Brorson K A, Krasnokutsky M V, Stein K E
Division of Monoclonal Antibodies, Food and Drug Administration, Bethesda, MD 20892, USA.
Mol Immunol. 1995 May;32(7):487-94. doi: 10.1016/0161-5890(95)00015-7.
Mice with the x-linked immunodeficiency mutation (xid) are unresponsive to polysaccharide antigens, lack a subset of B cells, and have low serum IgM (2-20% of normal) and IgG3 (3% of normal). Because of the disproportionate reduction of IgG3, the ability of B cells from xid mice to switch to gamma 3 was examined. Switching was indirectly measured by comparing IgG3 production and C gamma 3 mRNA steady state levels of purified B cells activated to switch to IgG3 by LPS in bulk culture. Direct measurement of switching was achieved by enumerating on a percentage basis switched cells in a filter disk culture assay and by FACS analysis. In both bulk culture and the filter disk assay, switching to gamma 3 was equivalent between xid and non-xid B cells.

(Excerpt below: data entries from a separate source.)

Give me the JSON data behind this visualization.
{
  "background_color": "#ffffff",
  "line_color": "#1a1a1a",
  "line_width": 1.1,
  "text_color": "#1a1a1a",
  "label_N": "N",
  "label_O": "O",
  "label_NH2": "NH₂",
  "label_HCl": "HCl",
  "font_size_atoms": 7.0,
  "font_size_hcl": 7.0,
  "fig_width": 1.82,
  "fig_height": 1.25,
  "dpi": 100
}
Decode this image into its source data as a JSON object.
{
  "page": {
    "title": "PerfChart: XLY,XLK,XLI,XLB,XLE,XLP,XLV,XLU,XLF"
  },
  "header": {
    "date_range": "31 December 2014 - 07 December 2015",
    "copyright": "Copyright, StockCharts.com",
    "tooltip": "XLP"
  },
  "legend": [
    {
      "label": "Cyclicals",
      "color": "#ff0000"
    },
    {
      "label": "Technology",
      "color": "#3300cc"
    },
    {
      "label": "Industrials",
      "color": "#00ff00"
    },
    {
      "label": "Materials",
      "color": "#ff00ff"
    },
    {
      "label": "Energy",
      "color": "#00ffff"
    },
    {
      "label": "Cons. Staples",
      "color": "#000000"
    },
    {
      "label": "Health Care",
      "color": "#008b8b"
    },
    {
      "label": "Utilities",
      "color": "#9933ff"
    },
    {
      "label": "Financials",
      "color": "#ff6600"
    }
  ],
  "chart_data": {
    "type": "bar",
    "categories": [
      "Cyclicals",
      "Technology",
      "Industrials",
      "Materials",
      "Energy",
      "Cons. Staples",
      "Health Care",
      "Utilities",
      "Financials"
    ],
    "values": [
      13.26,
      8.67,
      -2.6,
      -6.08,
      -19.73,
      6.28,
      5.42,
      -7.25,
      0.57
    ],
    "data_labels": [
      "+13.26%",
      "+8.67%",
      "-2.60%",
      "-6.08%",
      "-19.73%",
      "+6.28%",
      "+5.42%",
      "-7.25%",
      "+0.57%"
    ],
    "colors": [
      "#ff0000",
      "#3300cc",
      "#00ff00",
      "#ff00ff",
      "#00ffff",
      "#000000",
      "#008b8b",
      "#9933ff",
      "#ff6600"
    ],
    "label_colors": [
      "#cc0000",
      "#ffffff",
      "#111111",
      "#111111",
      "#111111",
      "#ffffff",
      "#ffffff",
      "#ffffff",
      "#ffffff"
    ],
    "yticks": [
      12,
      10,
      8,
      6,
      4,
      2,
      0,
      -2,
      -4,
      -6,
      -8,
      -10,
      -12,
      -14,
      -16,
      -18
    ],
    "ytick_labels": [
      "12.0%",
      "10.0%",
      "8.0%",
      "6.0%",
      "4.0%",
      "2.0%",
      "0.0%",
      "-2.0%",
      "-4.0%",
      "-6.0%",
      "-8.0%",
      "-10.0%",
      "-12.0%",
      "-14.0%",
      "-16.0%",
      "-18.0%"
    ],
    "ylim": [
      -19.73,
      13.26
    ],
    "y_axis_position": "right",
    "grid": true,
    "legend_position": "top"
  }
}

具有X连锁免疫缺陷突变(xid)的小鼠对多糖抗原无反应,缺乏一部分B细胞,血清IgM水平低(为正常水平的2 - 20%),IgG3水平低(为正常水平的3%)。由于IgG3的不成比例降低,对xid小鼠B细胞转换为γ3的能力进行了检测。通过比较在批量培养中被LPS激活以转换为IgG3的纯化B细胞的IgG3产生量和Cγ3 mRNA稳态水平来间接测量转换。通过在滤盘培养试验中按百分比计数转换细胞并通过流式细胞术分析来直接测量转换。在批量培养和滤盘试验中,xid和非xid B细胞向γ3的转换是相同的。